Le Dr Gagnon n'était pas de ceux qui se livrent facilement. C'était un homme serein, réfléchi, peu bavard qui, à l'occasion d'une conversation un peu plus intime, livrait, avec le contenu de ses réflexions, un peu de son âme. Ayant été son interlocuteur à l'occasion de plusieurs de ces conversations, je puis attester qu'il fut un homme complètement dévoué à sa faculté et à son université. Il n'a jamais recherché de gloire personnelle. Les étudiants qui l'ont connu se souviennent de lui comme d'un professeur qui leur a permis d'acquérir des connaissances solides et bien structurées, à l'image de l'homme.

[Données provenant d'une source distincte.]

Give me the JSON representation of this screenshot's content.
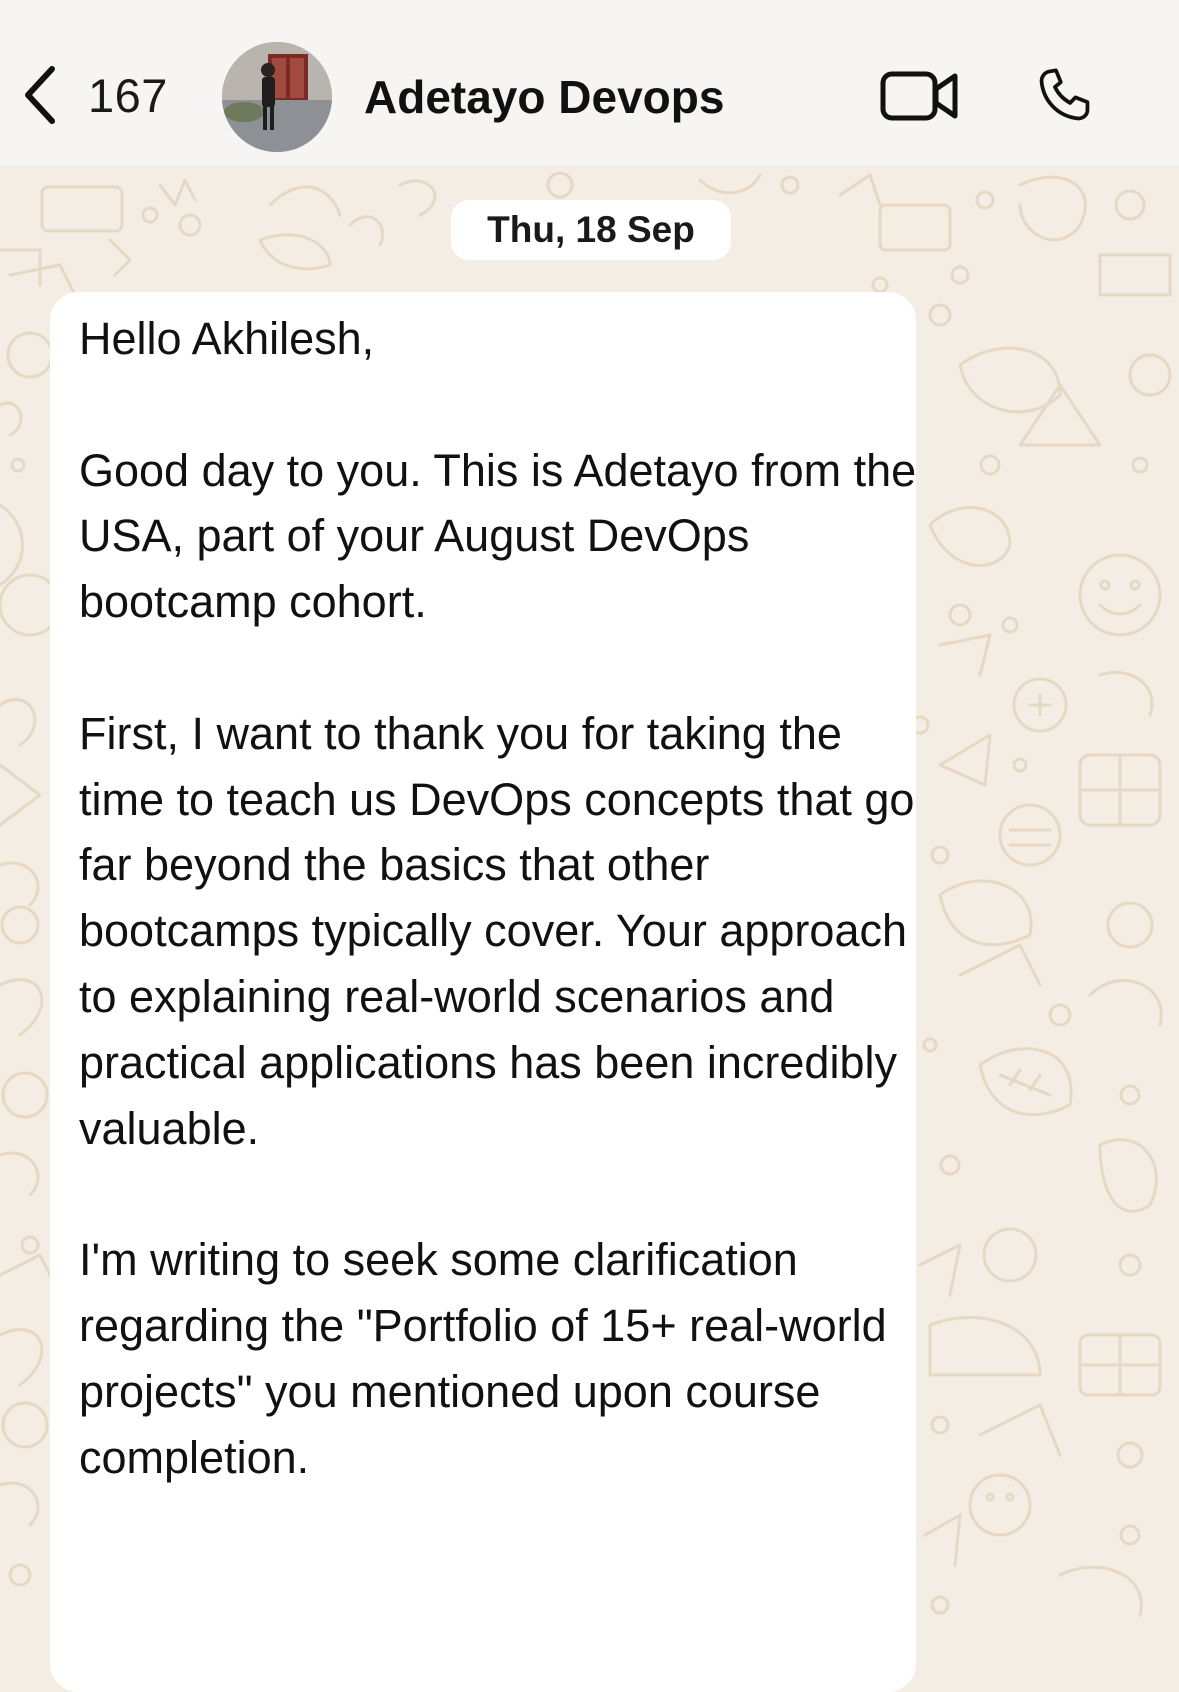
{
  "header": {
    "back_count": "167",
    "contact_name": "Adetayo Devops"
  },
  "chat": {
    "date_label": "Thu, 18 Sep",
    "message": {
      "paragraphs": [
        "Hello Akhilesh,",
        "Good day to you. This is Adetayo from the USA, part of your August DevOps bootcamp cohort.",
        "First, I want to thank you for taking the time to teach us DevOps concepts that go far beyond the basics that other bootcamps typically cover. Your approach to explaining real-world scenarios and practical applications has been incredibly valuable.",
        "I'm writing to seek some clarification regarding the \"Portfolio of 15+ real-world projects\" you mentioned upon course completion."
      ]
    }
  },
  "icons": {
    "back": "chevron-left-icon",
    "video": "video-camera-icon",
    "call": "phone-icon"
  },
  "colors": {
    "header_bg": "#f6f5f3",
    "wallpaper_bg": "#f3ede4",
    "doodle": "#e7d8c4",
    "bubble_bg": "#ffffff",
    "text": "#111111"
  }
}
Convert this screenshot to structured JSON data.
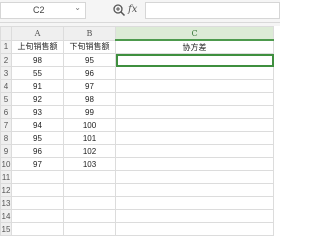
{
  "formula_bar": {
    "cell_ref": "C2",
    "dropdown_glyph": "⌄",
    "fx_label": "fx",
    "formula": ""
  },
  "sheet": {
    "columns": [
      "A",
      "B",
      "C"
    ],
    "headers": [
      "上旬销售额",
      "下旬销售额",
      "协方差"
    ],
    "row_numbers": [
      "1",
      "2",
      "3",
      "4",
      "5",
      "6",
      "7",
      "8",
      "9",
      "10",
      "11",
      "12",
      "13",
      "14",
      "15"
    ],
    "rows": [
      [
        "98",
        "95",
        ""
      ],
      [
        "55",
        "96",
        ""
      ],
      [
        "91",
        "97",
        ""
      ],
      [
        "92",
        "98",
        ""
      ],
      [
        "93",
        "99",
        ""
      ],
      [
        "94",
        "100",
        ""
      ],
      [
        "95",
        "101",
        ""
      ],
      [
        "96",
        "102",
        ""
      ],
      [
        "97",
        "103",
        ""
      ]
    ],
    "selected_cell": "C2"
  }
}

Le Dr Gagnon ne fut pas qu'un professeur, il fut aussi un mari et un père admirables. Sa femme et ses cinq enfants ont toutes les raisons du monde d'être fiers de cet homme qui nous a quittés.

Jean-Marie Bourgeault


Laszlo Demeter, professeur émérite

C'est un grand honneur pour moi d'avoir été invité à prononcer quelques mots sur la vie et l'oeuvre de Laszlo Demeter. J'ai connu M. Demeter il y a exactement 30 ans, alors qu'il s'occupait d'un programme en techniques de l'architecture à l'École des beaux-arts de Montréal. Il fut mon premier employeur dans le domaine de l'enseignement. Depuis lors, nous avons cheminé en parallèle, passionnés l'un et l'autre par le patrimoine bâti.

Aujourd'hui, à l'École d'architecture de l'Université de Montréal, je me retrouve responsable d'un programme de maîtrise en conservation de l'environnement bâti, programme qui est issu en droite ligne du cours sur la problématique des sites historiques, que M. Demeter créait en 1971 et qui était, à l'époque, le premier cours du genre dans une université canadienne. Ce programme perpétue également le Groupe de recherche en architecture et sites historiques (GRASH), que M. Demeter a mis sur pied quelques années plus tard et qu'il a dirigé jusqu'à sa retraite avec l'aide du professeur Richard Bisson.

Hongrois de naissance, Laszlo Demeter s'est joint à la société québécoise et canadienne au début des années 1950. À l'époque, il n'était pas architecte. Arrivé à Montréal, il va poursuivre en autodidacte des études en architecture commencées à Paris, principalement en acquérant de l'expérience dans des bureaux professionnels.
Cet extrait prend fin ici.